Bazı ayetlerde (Neml, 27/21; Âl-i İmran, 3/158, 167; Saffat, 37/68; Tevbe, 9/47; Haşir, 59/13) “Lam” harfine “Elif” eklenerek hata edildiği iddiasına ne dersiniz?

Tarih: 15.01.2013 - 00:07 | Güncelleme:

Soru Detayı

Bir sitede bazı iddialar var, burada şöyle bir yazı var: Sorunun Türkçe çevirisi:

- Kur’an-ı Kerime yönelik karalama amaçlı açılan sitede, aşağıdaki ayetlerde ciddi hatalar olduğu söylenmiştir; Buna göre şu ayetlerde, Neml 27: 21; İmran 3: 158; Saffat 37: 68; Tövbe 9: 47; İmran 3: 167; Haşir 59: 13. Yazım / hecelemede yapılan hatalar sonucunda Arapça olumsuzlama kelimesi olan “la” fazladan “Elif” harfini takip ediyor. “La” kelimesi “Hayır” demektir. Fakat bu arada Arapça “L” harfi anlamı “kesinlikle” olan bir kelime ile birleştirilmiştir. Bu da “Hayır” kelimesinin zıddıdır. “La” kelimesinden sonra fazladan konulan “Elif” kaldırılırsa anlam da düzelecektir.)

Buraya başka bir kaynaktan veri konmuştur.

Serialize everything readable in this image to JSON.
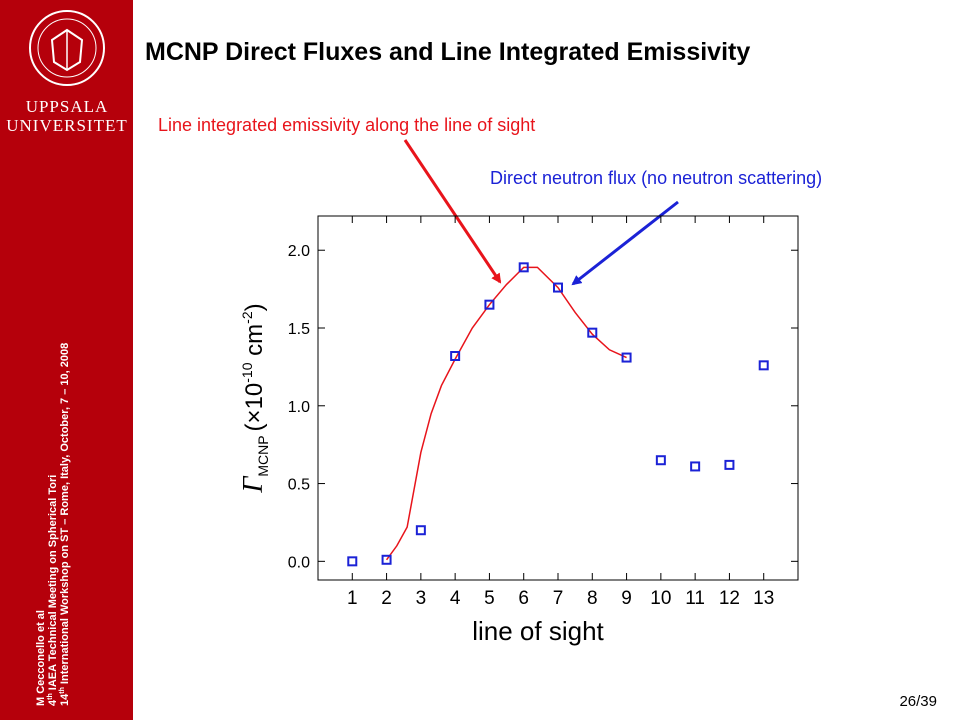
{
  "title": "MCNP Direct Fluxes and Line Integrated Emissivity",
  "logo": {
    "line1": "UPPSALA",
    "line2": "UNIVERSITET"
  },
  "sidebar": {
    "author": "M Cecconello et al",
    "line2": {
      "num": "4",
      "sup": "th",
      "text": " IAEA Technical Meeting on Spherical Tori"
    },
    "line3": {
      "num": "14",
      "sup": "th",
      "text": " International Workshop on ST – Rome, Italy, October, 7 – 10, 2008"
    }
  },
  "page_number": "26/39",
  "chart_data": {
    "type": "scatter",
    "annotations": [
      {
        "text": "Line integrated emissivity along the line of sight",
        "color": "#e8141b"
      },
      {
        "text": "Direct neutron flux (no neutron scattering)",
        "color": "#1b22d6"
      }
    ],
    "x_label": "line of sight",
    "y_label": {
      "symbol": "Γ",
      "subscript": "MCNP",
      "open": "(×10",
      "exponent": "-10",
      "unit": " cm",
      "unit_exponent": "-2",
      "close": ")"
    },
    "x": [
      1,
      2,
      3,
      4,
      5,
      6,
      7,
      8,
      9,
      10,
      11,
      12,
      13
    ],
    "series": [
      {
        "color": "#1b22d6",
        "values": [
          0.0,
          0.01,
          0.2,
          1.32,
          1.65,
          1.89,
          1.76,
          1.47,
          1.31,
          0.65,
          0.61,
          0.62,
          1.26
        ]
      },
      {
        "color": "#e8141b",
        "x": [
          2,
          2.3,
          2.6,
          3,
          3.3,
          3.6,
          4,
          4.5,
          5,
          5.5,
          6,
          6.4,
          7,
          7.5,
          8,
          8.5,
          9
        ],
        "values": [
          0.01,
          0.1,
          0.22,
          0.7,
          0.95,
          1.13,
          1.3,
          1.5,
          1.65,
          1.78,
          1.89,
          1.89,
          1.76,
          1.6,
          1.46,
          1.36,
          1.31
        ]
      }
    ],
    "xlim": [
      0,
      14
    ],
    "ylim": [
      -0.12,
      2.22
    ],
    "xticks": [
      1,
      2,
      3,
      4,
      5,
      6,
      7,
      8,
      9,
      10,
      11,
      12,
      13
    ],
    "yticks": [
      {
        "value": 0,
        "label": "0.0"
      },
      0.5,
      {
        "value": 1,
        "label": "1.0"
      },
      1.5,
      {
        "value": 2,
        "label": "2.0"
      }
    ]
  }
}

- Şimdi iddialarına göre “la” kelimesi olumsuz manada olup hayır anlamına gelmektedir, fakat verdikleri ayette ise olumlu anlamdadır, bunu Kur’an-ı Kerim’in yanlış yazıldığına bağlıyorlar açıklayabilir misiniz?

- One of these very serious spelling errors changes the meaning drastically form “yes” to “no.” This is because, in manycases, the Arabic word “la” for negation is followed by an extra letter “alif.” The word “la” means “no,” while the Arabic letter “l” attached to a word means “certainly,” which is the opposite of “no.” A few examples of this serious mistake are found in these verses: al-Naml 27: 21; al-‘Imran 3: 158; al-Saffat 37: 68; al-Tawbah 9: 47; al-‘Imran 3: 167; al-Hashr 59: 13. Removing the extra alif after the word “la” corrects the reading.

Cevap

Değerli kardeşimiz,

“Soru sormak ilmin yarısıdır.” derler. Söz konusu sorular gerçekten antika bir cehalet tablosudur. Neden mi? İşte cevabı:

Konuları sorudaki sıraya göre işleyeceğiz.

- Neml suresinin 21. ayetinin meali ve Arapça metni şöyledir:

"Ona çetin bir azâb edeceğim, ya da onu keseceğim. Yahut da bana (mâzeretini belirten) açık bir delil getirecek."

لَأُعَذِّبَنَّهُ عَذَابًا شَدِيدًا أَوْ لَأَذْبَحَنَّهُ أَوْ لَيَأْتِيَنِّي بِسُلْطَانٍ مُبِينٍ

Bu ayetteki ilgili kelimeler “olumsuzluk edatı olan “La” değildir. Kesin tekit edatı olan “L / lam” harfidir. Bu Lam harfine bitişen elif ise, bildiğimiz “La”nın elifi değil, oradaki fiilin ilk harfi olan ve “elif üzerinde yazılan” hemzedir. Bu ayette bu şekilde yazılan iki kelime vardır: birisi. “LE-ÜAZZİBENNEHU”dur. لَأُعَذِّبَنَّهُ. Diğeri ise “LE-EZBEHANNEHU”dur  لَأَذْبَحَنَّهُ

Eğer iddia edildiği şekilde bu kelimeler olumsuz edatı olan “LA” olarak yazılsaydı, yazılışları şöyle olurdu: “LA- ÜAZZİBENNEHU” , “LA-EZBEHANNEHU”  Bunun Arapça yazılışı ise şöyledir:  لا اذبحنه   لا  اعذبنه

Böyle yazılsaydı, manası: “Ona çetin bir azab etmeyeceğim-onu kesmeyeceğim.” olurdu ki, bunun yanlış olduğu açıktır.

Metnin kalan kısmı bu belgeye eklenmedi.